While making the piece “mass and momentum” I had been involved on two levels with the “open source revolution”, inasmuch as this movement had trickled down to me as a sound-artist.
The first level, on the plane of distribution and software: I used the inter-net, low-bit rate (high-speed transfer rate) method for rendering to the public the sounds that resulted from experiments with Pure Data patches and other hacked softwares floating around that are finally too legion for even me to remember or catalogue. There was nothing thrown my way that I didnt fiddle with. The resultant forms were published first at Bagatellen when editor-in-chief Al Jones asked me to submit something for the webzine’s “Listen” project and the mp3 was free to the public for listening and for download for one month. I continued composing the piece over the next few months. I offered the final version to the Basque artist Mattin for publication as ogg file on his desextea label, where it can in fact still be found, like a tangled wreck in a junkyard, amid other similarly ugly-beautiful, unique and occasionally useful objects.

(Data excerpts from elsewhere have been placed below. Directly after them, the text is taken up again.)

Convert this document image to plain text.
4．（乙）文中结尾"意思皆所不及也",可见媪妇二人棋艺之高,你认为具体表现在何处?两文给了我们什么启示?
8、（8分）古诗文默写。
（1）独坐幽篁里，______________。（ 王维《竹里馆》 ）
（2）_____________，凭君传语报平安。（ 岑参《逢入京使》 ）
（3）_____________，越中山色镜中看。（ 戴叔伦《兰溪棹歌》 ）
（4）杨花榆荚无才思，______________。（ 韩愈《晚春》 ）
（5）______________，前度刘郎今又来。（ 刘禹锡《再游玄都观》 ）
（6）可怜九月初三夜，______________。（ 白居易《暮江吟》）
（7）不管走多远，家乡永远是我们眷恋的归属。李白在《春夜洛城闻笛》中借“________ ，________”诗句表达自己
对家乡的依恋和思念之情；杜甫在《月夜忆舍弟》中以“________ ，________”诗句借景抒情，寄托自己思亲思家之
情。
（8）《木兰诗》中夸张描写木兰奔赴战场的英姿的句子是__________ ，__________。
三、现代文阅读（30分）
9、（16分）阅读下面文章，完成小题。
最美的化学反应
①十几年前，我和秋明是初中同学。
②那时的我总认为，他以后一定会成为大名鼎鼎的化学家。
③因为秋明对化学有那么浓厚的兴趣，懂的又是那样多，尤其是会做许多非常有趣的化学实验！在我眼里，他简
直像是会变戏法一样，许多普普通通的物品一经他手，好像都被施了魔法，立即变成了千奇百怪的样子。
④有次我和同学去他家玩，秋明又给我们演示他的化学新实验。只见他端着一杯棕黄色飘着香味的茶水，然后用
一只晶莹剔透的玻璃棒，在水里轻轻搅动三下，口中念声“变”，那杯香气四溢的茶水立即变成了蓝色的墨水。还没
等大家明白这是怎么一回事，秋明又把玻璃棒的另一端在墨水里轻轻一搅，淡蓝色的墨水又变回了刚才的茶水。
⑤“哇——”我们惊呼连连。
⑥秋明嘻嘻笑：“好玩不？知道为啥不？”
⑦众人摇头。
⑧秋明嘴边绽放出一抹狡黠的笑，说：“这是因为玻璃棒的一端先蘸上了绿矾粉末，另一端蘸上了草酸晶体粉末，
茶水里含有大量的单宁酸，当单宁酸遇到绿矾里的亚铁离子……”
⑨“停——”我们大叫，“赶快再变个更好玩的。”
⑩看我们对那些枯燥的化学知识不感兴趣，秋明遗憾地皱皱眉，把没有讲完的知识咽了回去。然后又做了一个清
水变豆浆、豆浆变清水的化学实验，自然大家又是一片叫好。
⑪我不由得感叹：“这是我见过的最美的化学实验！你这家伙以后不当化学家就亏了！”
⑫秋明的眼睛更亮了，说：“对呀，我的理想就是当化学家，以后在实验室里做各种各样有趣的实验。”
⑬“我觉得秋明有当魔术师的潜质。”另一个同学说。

The second level of participation in the “open source” situation consisted in the live and mostly improvised performances where these sounds were generated. All the concerts were at unnofficial venues and a few of them might validly be called an “open sourcery” community meetings that occur as temporary autonomous zones in various cities. I name two of them that still exist as far as I know: the “Share” network and “Cue”. In both of these situations, artists convene in a previously unstructured time-frame to experiment with one another simultaneously. In a few instances I was alone with my sounds and/or silences. What I appreciated and found most radical was the respect one was given while either making sounds or refraining from making them. I felt in most of these situations that the idea of performance spectacle had been momentarliy skirted. Free abstract sound art cannot easily exist inside the framework of clubs and normal consumption oriented venues. “mass and momentum” as a document owes much to these two levels of novelty in the social and technical environments of the first decade of this century.
The foregoing shouldn’t be taken to mean that the work is all digital, although it has been digitized, now in 16 bits in order to preserve more low level sonic spectres. In my live performances I used both analog gear and the laptop. In restructuring the improvisations for the various incarnations of publication I employed thematic and symbolic structures that were implicit in my way of improvising. Some of these may be of interest to the listener, alhough I would like to say quite simply I believe in the freedom of interpretation.
The thematics that are overtly political consist in the use of field recordings made in various locations under the pressure of historical events. The opening is a (quite obviously) French radio broadcast concerning the youths involved in recent riots in the Parisian banliue. Later instances of autonomist activists were recorded on Berlin’s Alexanderplatz and a large demo I was caught up into in Barcelona, regarding the rights of colored immigrants in Europe. These instances of people congregating or acting out the promise of change represent for me “masses” or “blocks” of sound. They are composed of smaller entities but condensed in such a way that one cannot grasp the sense without the overall form. The blocks are striated and I used constrastive frequency ranges to trace these kinds of striated masses’ granular structures. What people do together often cannot be decoded without external ideologies but these ideologies remain ambiguous unless articulated by individuals. The loss of the individual in the mass is one of my themes. The recovery of the voice of the individual might be considered an objective aspect of this research, granted that such a recovery is also unstable and only momentarily detectable by certian signs that are also disappearing and being dragged back by the undertow of overwhelming ideologies.
The small sounds one hears in the final track represent for me the moments of the Indivdual Constitution. They arise as small clusters of sounds and flourish for a moment and then their lives drift away into the echoless and drama-less continuum of physical existence. These individual energies always seems to be gathering into granular amalgams, building energies toward a form of self-expression that by joining forces with collective expression, lose some of their isolated characteristics. That one may be very serious in collective participation is represented by the sounds of workers and noises they make and by the chanting of political demonstrators. That one can be just (and justly) having fun in collective situations is represented by the sounds of the children in paris school-yard that provides the denoument for the composition. This latter however, as many of our school-yard memories tell us, is also not without it’s own ambiguity and lost innocence.